Signed Pynchon - last chance

calbert at hslboxmaster.com calbert at hslboxmaster.com
Mon Jul 30 02:58:34 CDT 2001


Collegiate, one of the serious West Side academies is a "Friends" 
School.....P may also have wanted to avoid the "social" academies 
like Dalton and others of its ilk, while benefitting from the academic 
rigor of a selective insititution.....


love,
cfa
> Jackson's attendance at a church affiliated school might at least be
> evidence that the Pyncher is not an old fashioned village-atheist-type
> antireligion zealot (if any evidence were need) but another factor is
> that many of the older more established (and incidently most
> prestigious, although I'm sure P is no snob) private schools in the
> eastern U.S. happen to be church affiliated. The two in Washington DC
> where the swells tend to go are respectively Quaker (Sidwell) and
> Episcopalian (St. Albans).  Only a tiny minority of attendees at these
> two places have any other association with these two religious
> organizations.
> 
> By the way, isn't  $25,000 an unlikely amount to pay for the signature
> of a living person? Of course 25 Gs aren't what they used to be.
> 
>                 P.
> 
> Doug Millison wrote:
> 
> > I'd trust the provenance of the copy from the school before
> > something on eBay, it's much easier to confirm from the school. That
> > Pynchon's son attended this church-affiliated school is beyond
> > question; Pynchon's name popped up in a school newsletter a couple
> > of years ago; I had a copy of the newsletter issue that mentioned
> > young Jackson's father as the author of the recently-published Mason
> > & Dixon, which I passed along to a Pynchon scholar. (I got the
> > newsletter from a person who was then researching NYC schools prior
> > to enrolling his own children in one; he and his wife were
> > considering the school that turned out to be Jackson's.)
> >
> > For those of you interested in Pynchon's biography and how it
> > intersects with his fiction, I think it's interesting to note that
> > he has had his son enrolled in a church-affiliated school.  In my
> > personal experience such a decision often reflects a parent's values
> > vis-a-vis the particular church that runs or has an affiliation with
> > the school.
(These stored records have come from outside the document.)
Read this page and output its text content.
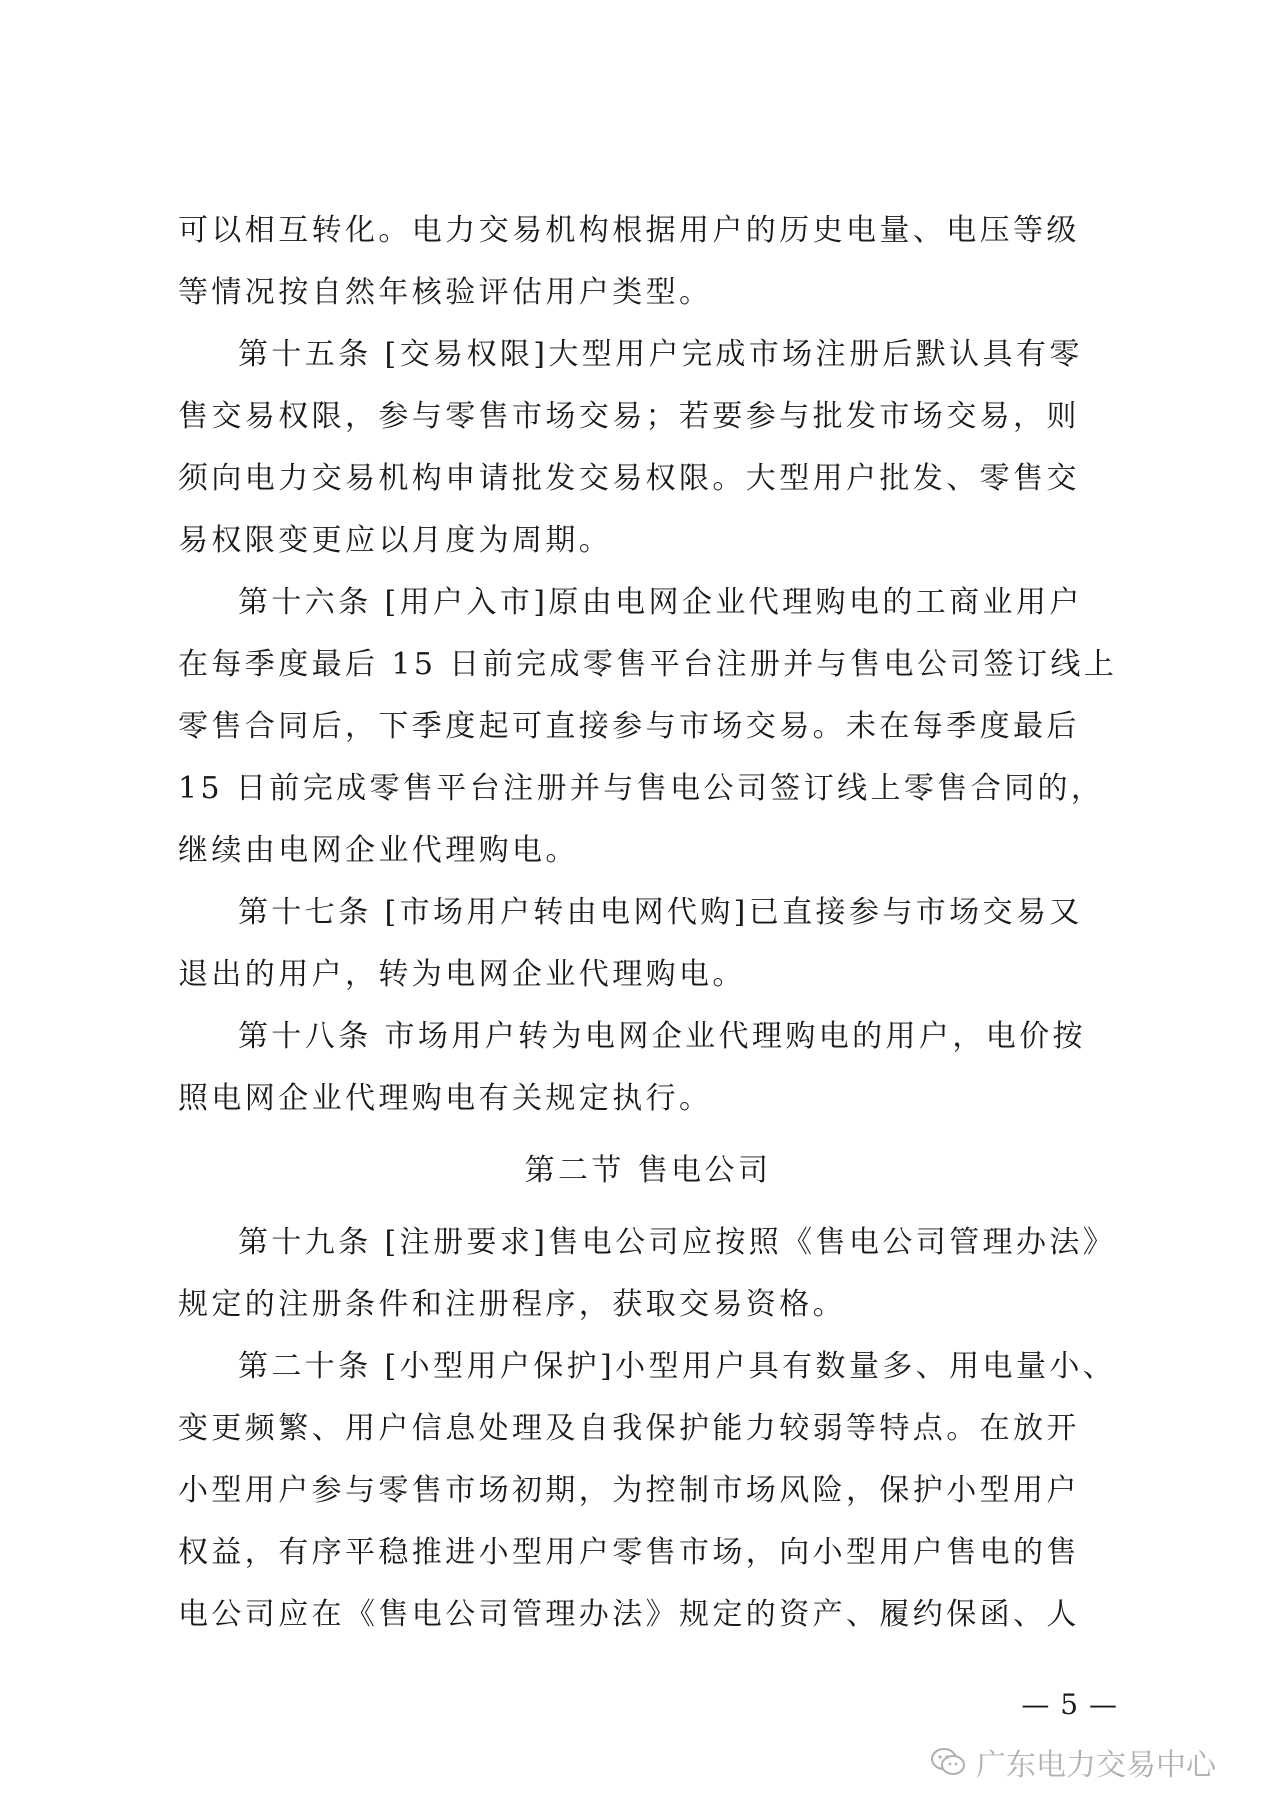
可以相互转化。电力交易机构根据用户的历史电量、电压等级
等情况按自然年核验评估用户类型。
第十五条 [交易权限]大型用户完成市场注册后默认具有零
售交易权限，参与零售市场交易；若要参与批发市场交易，则
须向电力交易机构申请批发交易权限。大型用户批发、零售交
易权限变更应以月度为周期。
第十六条 [用户入市]原由电网企业代理购电的工商业用户
在每季度最后 15 日前完成零售平台注册并与售电公司签订线上
零售合同后，下季度起可直接参与市场交易。未在每季度最后
15 日前完成零售平台注册并与售电公司签订线上零售合同的，
继续由电网企业代理购电。
第十七条 [市场用户转由电网代购]已直接参与市场交易又
退出的用户，转为电网企业代理购电。
第十八条 市场用户转为电网企业代理购电的用户，电价按
照电网企业代理购电有关规定执行。
第二节 售电公司
第十九条 [注册要求]售电公司应按照《售电公司管理办法》
规定的注册条件和注册程序，获取交易资格。
第二十条 [小型用户保护]小型用户具有数量多、用电量小、
变更频繁、用户信息处理及自我保护能力较弱等特点。在放开
小型用户参与零售市场初期，为控制市场风险，保护小型用户
权益，有序平稳推进小型用户零售市场，向小型用户售电的售
电公司应在《售电公司管理办法》规定的资产、履约保函、人
— 5 —
广东电力交易中心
In the case of a celebrity parent like Pynchon, who
> > would presumably be able to get his child into any NYC private
> > school, including those with no church affiliation, I assume that
> > the church affiliation may have something to do with his choice of
> > this particular school.  Other factors might come into play, of
> > course.  But I can't imagine somebody with strong antipathies to
> > organized religion sending a young child to a school with a
> > significant religious affiliation.